“A Lamp in the Darkness” by Jack Kornfield

I remember a feeling of exclusion when I read Kornfield’s The Wise Heart, so I read this one warily, and indeed, it did not resonate with me.

Perhaps it’s a target market problem. The writing is clear and kind and detailed, aimed at someone who has never thought about these issues before. I’ve been meditating daily for 9 years. I’m searching for spiritual assistance at a deeper level than (paraphrased), “Yup, we all have problems. Let’s sit with them awhile.”

The writing is gender-neutral and does not focus on class or race. In only one quote is “man” on the Way, but that gender exclusion is not footnoted.

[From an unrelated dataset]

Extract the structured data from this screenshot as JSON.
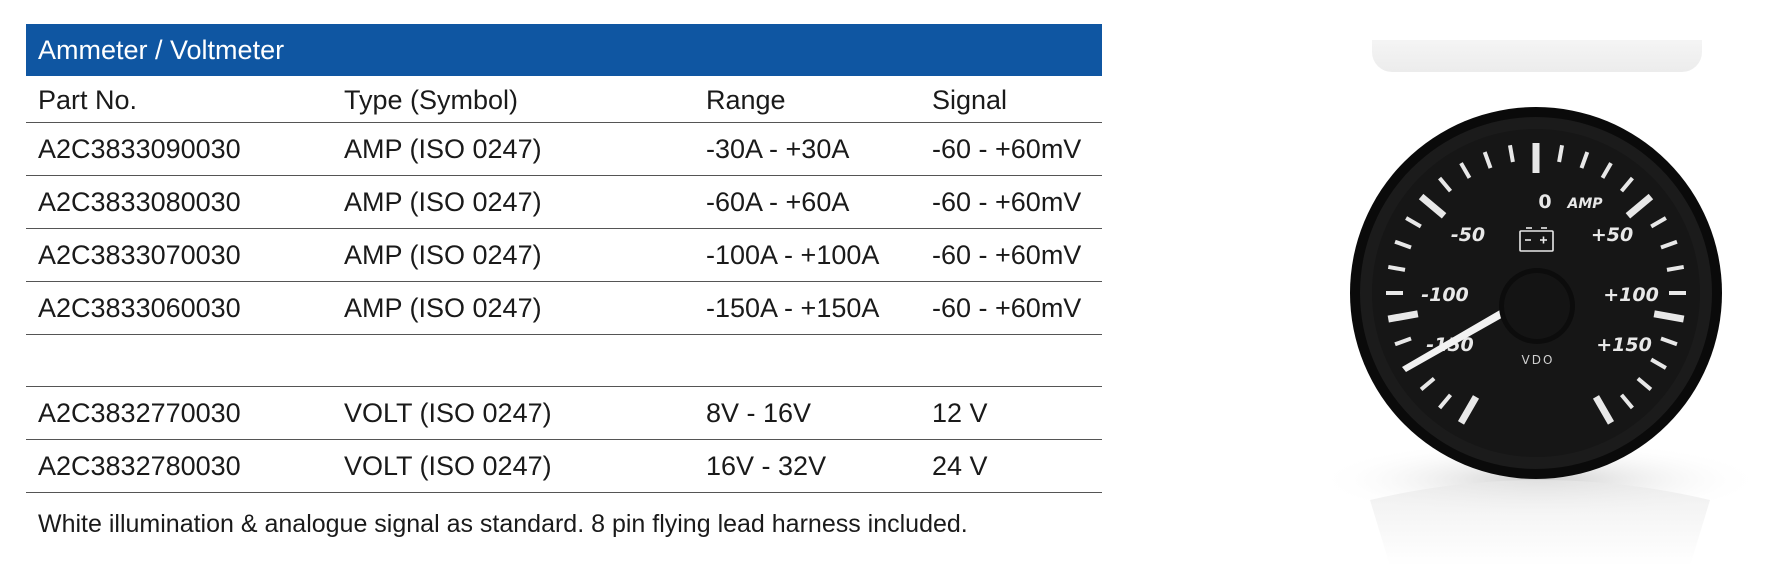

Subtly, through the examples and stories, I get the impression that Kornfield is speaking primarily to other white men like himself, wealthy enough to see the Dalai Lama’s personal physician for an ailment.

I feel uneasy when I see “My teacher Sri Nisargadatta explained …” and “My teacher Ajahn Chah said …” mixed with quotes from the Dalai Lama and Black Elk. I’d like to learn about a teacher’s culture and context in detail rather than hearing a mix of pull quotes from around the world.

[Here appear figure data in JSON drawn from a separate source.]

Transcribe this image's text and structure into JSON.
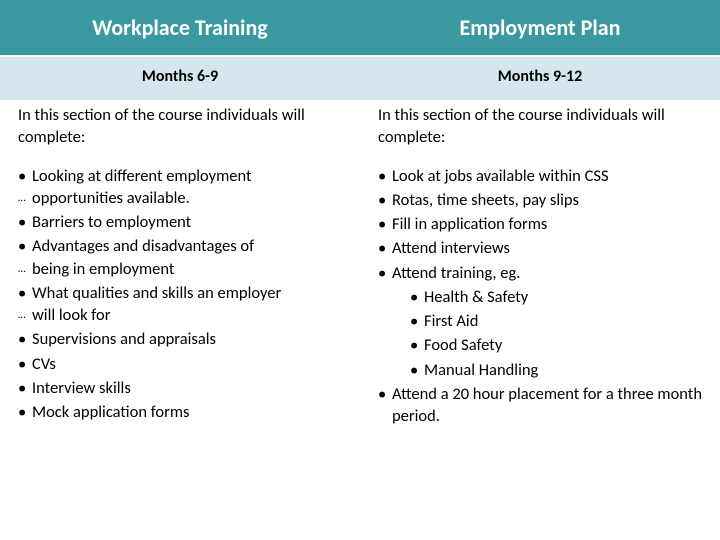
{
  "colors": {
    "header_bg": "#3a99a0",
    "header_text": "#ffffff",
    "subheader_bg": "#d4e7ed",
    "body_bg": "#ffffff",
    "text": "#000000"
  },
  "left": {
    "header": "Workplace Training",
    "subheader": "Months 6-9",
    "intro": "In this section of the course individuals will complete:",
    "bullets": [
      {
        "text": "Looking at different employment",
        "sub": false,
        "wrap": false
      },
      {
        "text": "opportunities available.",
        "sub": false,
        "wrap": true
      },
      {
        "text": "Barriers to employment",
        "sub": false,
        "wrap": false
      },
      {
        "text": "Advantages and disadvantages of",
        "sub": false,
        "wrap": false
      },
      {
        "text": "being in employment",
        "sub": false,
        "wrap": true
      },
      {
        "text": "What qualities and skills an employer",
        "sub": false,
        "wrap": false
      },
      {
        "text": "will look for",
        "sub": false,
        "wrap": true
      },
      {
        "text": "Supervisions and appraisals",
        "sub": false,
        "wrap": false
      },
      {
        "text": "CVs",
        "sub": false,
        "wrap": false
      },
      {
        "text": "Interview skills",
        "sub": false,
        "wrap": false
      },
      {
        "text": "Mock application forms",
        "sub": false,
        "wrap": false
      }
    ]
  },
  "right": {
    "header": "Employment Plan",
    "subheader": "Months 9-12",
    "intro": "In this section of the course individuals will complete:",
    "bullets": [
      {
        "text": "Look at jobs available within CSS",
        "sub": false,
        "wrap": false
      },
      {
        "text": "Rotas, time sheets, pay slips",
        "sub": false,
        "wrap": false
      },
      {
        "text": "Fill in application forms",
        "sub": false,
        "wrap": false
      },
      {
        "text": "Attend interviews",
        "sub": false,
        "wrap": false
      },
      {
        "text": "Attend training, eg.",
        "sub": false,
        "wrap": false
      },
      {
        "text": "Health & Safety",
        "sub": true,
        "wrap": false
      },
      {
        "text": "First Aid",
        "sub": true,
        "wrap": false
      },
      {
        "text": "Food Safety",
        "sub": true,
        "wrap": false
      },
      {
        "text": "Manual Handling",
        "sub": true,
        "wrap": false
      },
      {
        "text": "Attend a 20 hour placement for a three month period.",
        "sub": false,
        "wrap": false
      }
    ]
  }
}
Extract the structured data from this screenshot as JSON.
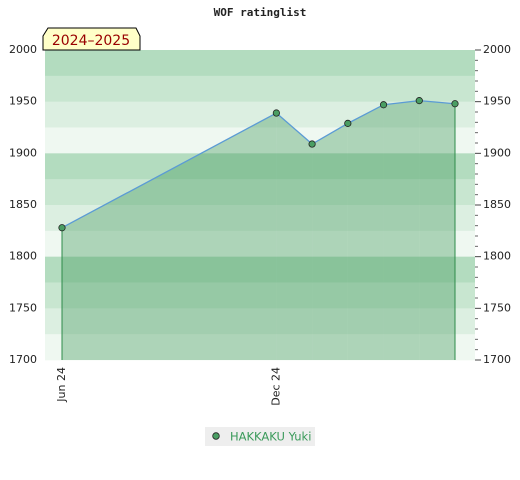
{
  "chart_data": {
    "type": "area",
    "title": "WOF ratinglist",
    "badge": "2024–2025",
    "categories": [
      "Jun 24",
      null,
      null,
      null,
      null,
      null,
      "Dec 24",
      null,
      null,
      null,
      null,
      null
    ],
    "series": [
      {
        "name": "HAKKAKU Yuki",
        "color": "#4a9e63",
        "values": [
          1828,
          null,
          null,
          null,
          null,
          null,
          1939,
          1909,
          1929,
          1947,
          1951,
          1948
        ]
      }
    ],
    "ylim": [
      1700,
      2000
    ],
    "yticks": [
      1700,
      1750,
      1800,
      1850,
      1900,
      1950,
      2000
    ],
    "y2lim": [
      1700,
      2000
    ],
    "y2ticks": [
      1700,
      1750,
      1800,
      1850,
      1900,
      1950,
      2000
    ]
  }
}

I also recognized several of the anecdotes from the prior book.

I might have tried the included CD of meditations, but a previous library borrower had replaced it with an old Loreena McKennitt CD.

Available at Powell’s Books.

2 comments to “A Lamp in the Darkness” by Jack Kornfield

  • Hello, Sonia,

    I was cruising the Internet, and found your review of Kornfield’s book, but it appears as if I wrote this unfavorable review – ironically – of a book I LOVE.

    Would you please take my name off of this review right away. Perhaps you could put your “by line” at the top, and my name with “recommended by” at the bottom, so it does not appear in the internet searches, or to the visitor on your site, as my review.

    I enjoy your writing still and wish you well. I really appreciate your correcting this mistaken attribution.


    ~Jenny Davidow

    • Fixed as you requested. Hadn’t thought of that effect of the Recommended By line. I’ll have to consider that. It was originally meant to give credit and links to people, but I can see how some people might not want that.